ソ連軍は43年からドイツ軍の戦線を切り崩して、西に進軍した。領土を回復していったが、過酷な戦闘で多くの兵士が斃れた。そのなかには、ボリスも含まれていた。はじめは「行方不明」ということだったが、やがてタチアナのもとに軍当局から「戦死」の報告が届いた。
戦争は、「枢軸同盟」対「連合諸国」の敵対という世界戦争になった。合州国は1941年に日本との戦争に突入し、そしてドイツ・イタリアなどの枢軸同盟とも戦火を交えることになった。ヨーロッパ戦線では、はじめのうち、ブリテンやソ連への援助という形だったのが、42年からは直接に軍を派遣して枢軸同盟軍と戦うようになった。

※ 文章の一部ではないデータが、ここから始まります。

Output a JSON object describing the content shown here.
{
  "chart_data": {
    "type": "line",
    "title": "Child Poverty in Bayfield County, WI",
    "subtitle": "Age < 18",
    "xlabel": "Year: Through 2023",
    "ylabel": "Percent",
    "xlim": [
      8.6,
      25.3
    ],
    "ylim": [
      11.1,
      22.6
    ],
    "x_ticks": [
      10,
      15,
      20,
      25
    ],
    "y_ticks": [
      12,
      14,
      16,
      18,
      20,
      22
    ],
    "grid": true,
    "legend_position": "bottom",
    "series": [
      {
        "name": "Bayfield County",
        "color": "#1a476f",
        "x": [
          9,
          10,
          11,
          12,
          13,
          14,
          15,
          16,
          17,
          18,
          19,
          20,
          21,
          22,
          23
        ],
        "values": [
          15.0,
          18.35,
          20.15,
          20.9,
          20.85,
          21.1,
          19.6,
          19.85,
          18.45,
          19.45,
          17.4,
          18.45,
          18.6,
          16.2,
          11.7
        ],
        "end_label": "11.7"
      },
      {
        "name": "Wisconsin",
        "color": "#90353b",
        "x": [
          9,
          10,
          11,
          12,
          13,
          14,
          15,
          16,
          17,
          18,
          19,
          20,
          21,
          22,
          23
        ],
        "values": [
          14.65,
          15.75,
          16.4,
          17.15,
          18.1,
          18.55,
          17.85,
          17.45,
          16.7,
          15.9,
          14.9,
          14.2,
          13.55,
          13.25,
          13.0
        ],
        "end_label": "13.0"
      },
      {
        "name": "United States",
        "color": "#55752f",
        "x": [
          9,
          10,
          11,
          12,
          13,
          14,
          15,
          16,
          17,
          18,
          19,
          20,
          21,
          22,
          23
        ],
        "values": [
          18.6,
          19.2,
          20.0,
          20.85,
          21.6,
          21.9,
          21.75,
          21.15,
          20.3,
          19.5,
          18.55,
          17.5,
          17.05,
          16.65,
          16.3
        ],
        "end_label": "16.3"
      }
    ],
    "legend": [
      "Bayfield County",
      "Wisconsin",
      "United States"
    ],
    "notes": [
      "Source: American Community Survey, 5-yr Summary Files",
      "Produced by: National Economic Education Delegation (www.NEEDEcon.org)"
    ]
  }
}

ジャック・グレンの住む町でも、多くの成年男子、とくに若者たちがヨーロッパ戦線に赴いた。グレンの家の向かいの食料品・青果店の店主の息子兄弟が軍隊に入って、大使用を横断する軍用貨物船に乗った。2人はブリテンの南端の海岸のキャンプで出撃を待つことになった。
やがてジャック・グレンにも軍からの召集がかかった。音楽家のジャックは、陸軍軍楽隊の指揮官としてヨーロッパに派遣された。
やがて、1944年6月、北フランスのノルマンディ海岸に連合軍が上陸作戦を決行するときがやって来た。【参照記事⇒史上最大の作戦】
上陸に先行する先遣空挺部隊(パラシュート部隊)が大型機でドーヴァーを越え、海岸後背地への降下作戦を開始。そのなかには、ジャックの町の店の兄弟がいた。空挺部隊の来襲を察知したドイツ軍は、降下する連合軍兵団に向かって砲撃を浴びせた。そのため、着地する前に空挺部隊には大きな損害が発生していた。
その犠牲者のなかに、あの兄弟がいた。
大きな犠牲を払って海岸部の浜頭堡を確保した連合軍は、物量に物を言わせてドイツ軍を駆逐していった。そして、8月にはパリを解放した。【参照記事⇒パリは燃えているか】
パリを解放した連合軍は、市民たちから熱烈な歓迎を受けた。
ジャック・グレンは軍楽隊長として、戦勝パレイドや行事の音楽を担当して雰囲気を盛り上げた。
だが、ナチスに協力した者たちは、解放後に悲惨な目に会うことになった。戦争犯罪の協力者、裏切り者として非難を浴び、公職から追放された。
ドイツ軍将校たちに媚を売り、愛人となっていた若い女性シャンソン歌手、エヴリーヌは、市民たちの指弾を浴び、資産を没収され、髪の毛を根元から切られてパリを追われた。彼女は、ドイツ人将校の子供を生んでいた。乳児を抱いたエヴリーヌは、生まれ故郷ディジョンにこっそりと逃げ帰った。
ドイツ軍楽隊のクレーマーは、連合軍に捕虜として捕えられた。そして、しばらく捕虜収容所で暮らすことになった。